An internet blogger and a writer who disguised an attack on Burma's dictator in the form of a love poem were among dozens of activists sentenced to draconian jail terms as the junta ordered a fresh crackdown on dissidents.
Nay Myo Kyaw who wrote blogs under the name Nay Phone Latt, was sentenced to 20 years and 6 months in jail by a court in Rangoon.
The poet, Saw Wai, received a two-year sentence for an eight-line Valentine's Day verse published in a popular magazine. Saw Wai's poem, entitled 14th February, was ostensibly a Valentine's Day verse but the first word of each line, however, spelt out a
message about the leader of the country's military government: Power Crazy Senior General Than Shwe.
Aung Thein, the lawyer for the men, was given four months in prison for contempt of court during his defence.

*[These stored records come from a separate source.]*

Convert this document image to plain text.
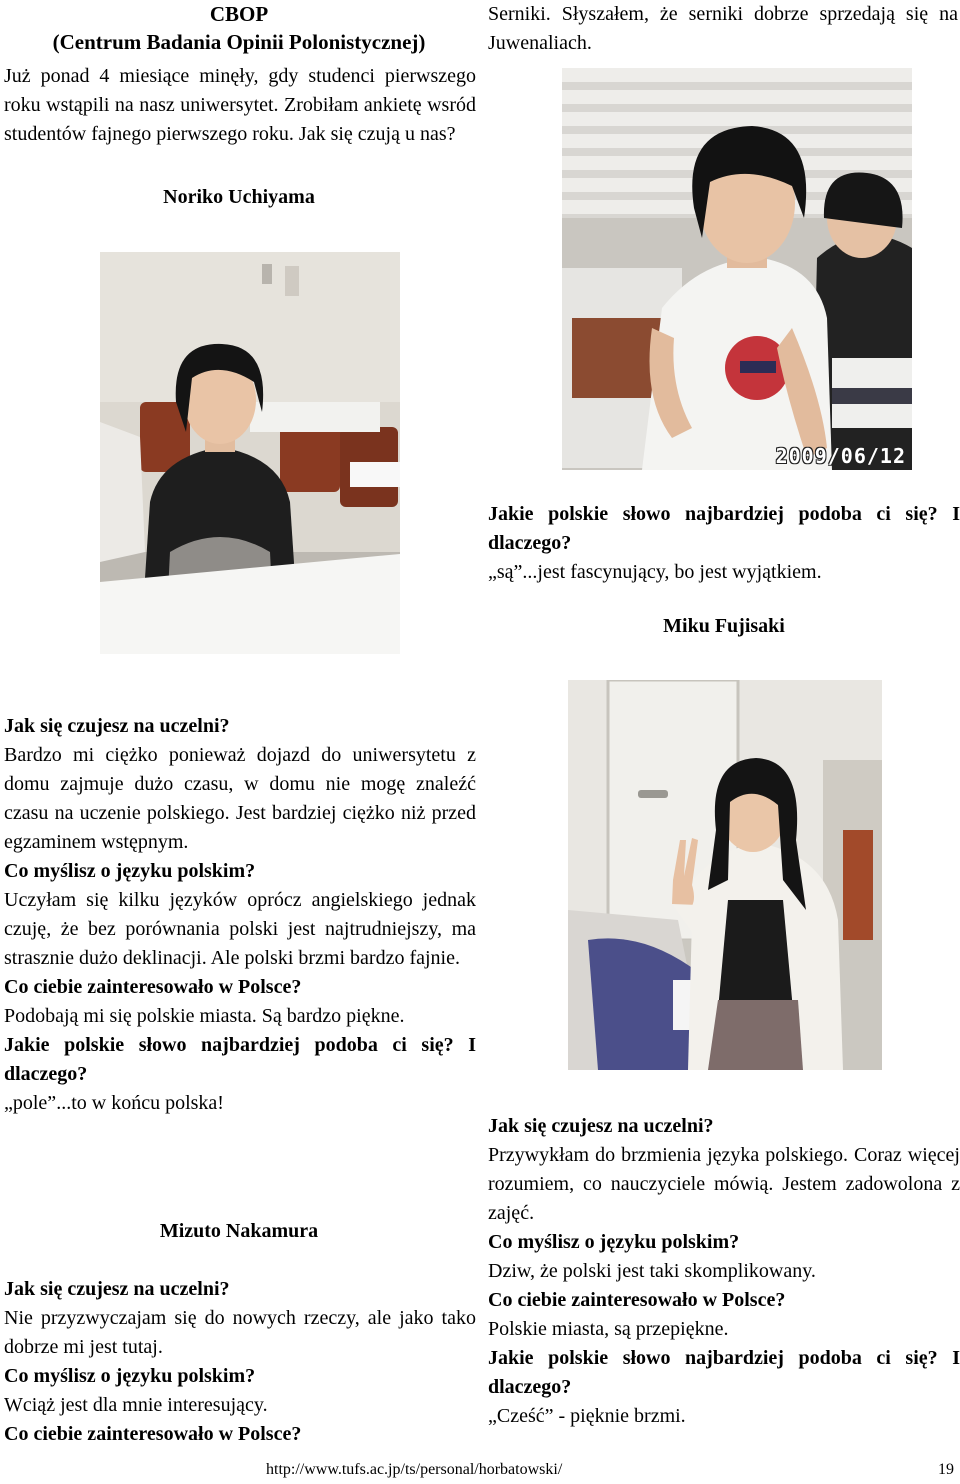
CBOP
(Centrum Badania Opinii Polonistycznej)

Już ponad 4 miesiące minęły, gdy studenci pierwszego roku wstąpili na nasz uniwersytet. Zrobiłam ankietę wsród studentów fajnego pierwszego roku. Jak się czują u nas?

Noriko Uchiyama
Serniki. Słyszałem, że serniki dobrze sprzedają się na Juwenaliach.
2009/06/12

Jakie polskie słowo najbardziej podoba ci się? I dlaczego?

„są”...jest fascynujący, bo jest wyjątkiem.

Miku Fujisaki

Jak się czujesz na uczelni?

Bardzo mi ciężko ponieważ dojazd do uniwersytetu z domu zajmuje dużo czasu, w domu nie mogę znaleźć czasu na uczenie polskiego. Jest bardziej ciężko niż przed egzaminem wstępnym.

Co myślisz o języku polskim?

Uczyłam się kilku języków oprócz angielskiego jednak czuję, że bez porównania polski jest najtrudniejszy, ma strasznie dużo deklinacji. Ale polski brzmi bardzo fajnie.

Co ciebie zainteresowało w Polsce?

Podobają mi się polskie miasta. Są bardzo piękne.

Jakie polskie słowo najbardziej podoba ci się? I dlaczego?

„pole”...to w końcu polska!

Mizuto Nakamura

Jak się czujesz na uczelni?

Nie przyzwyczajam się do nowych rzeczy, ale jako tako dobrze mi jest tutaj.

Co myślisz o języku polskim?

Wciąż jest dla mnie interesujący.

Co ciebie zainteresowało w Polsce?

Jak się czujesz na uczelni?

Przywykłam do brzmienia języka polskiego. Coraz więcej rozumiem, co nauczyciele mówią. Jestem zadowolona z zajęć.

Co myślisz o języku polskim?

Dziw, że polski jest taki skomplikowany.

Co ciebie zainteresowało w Polsce?

Polskie miasta, są przepiękne.

Jakie polskie słowo najbardziej podoba ci się? I dlaczego?

„Cześć” - pięknie brzmi.

http://www.tufs.ac.jp/ts/personal/horbatowski/	19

More than a dozen people arrested during the protests last year against the ruling junta were handed harsh prison terms yesterday. Altogether 23 activists were sentenced today at Insein prison. They were sentenced to 65 years each, a family member
of one jailed activist said
Other sources said that 14 people from the Generation 88 Students group, who spearheaded the revolt against Burma's military rulers in 1988, were jailed for 65 years. Ten rank-and-file members of a provincial branch of the opposition National League for
Democracy party were given sentences ranging from 8 to 24 years.
The dissidents will join more than 2,000 political prisoners in Burma's jails, half of whom have been incarcerated since the Saffron Revolution last year, when tens of thousands of Buddhist monks and political activists took to the streets in a failed
uprising against the military regime.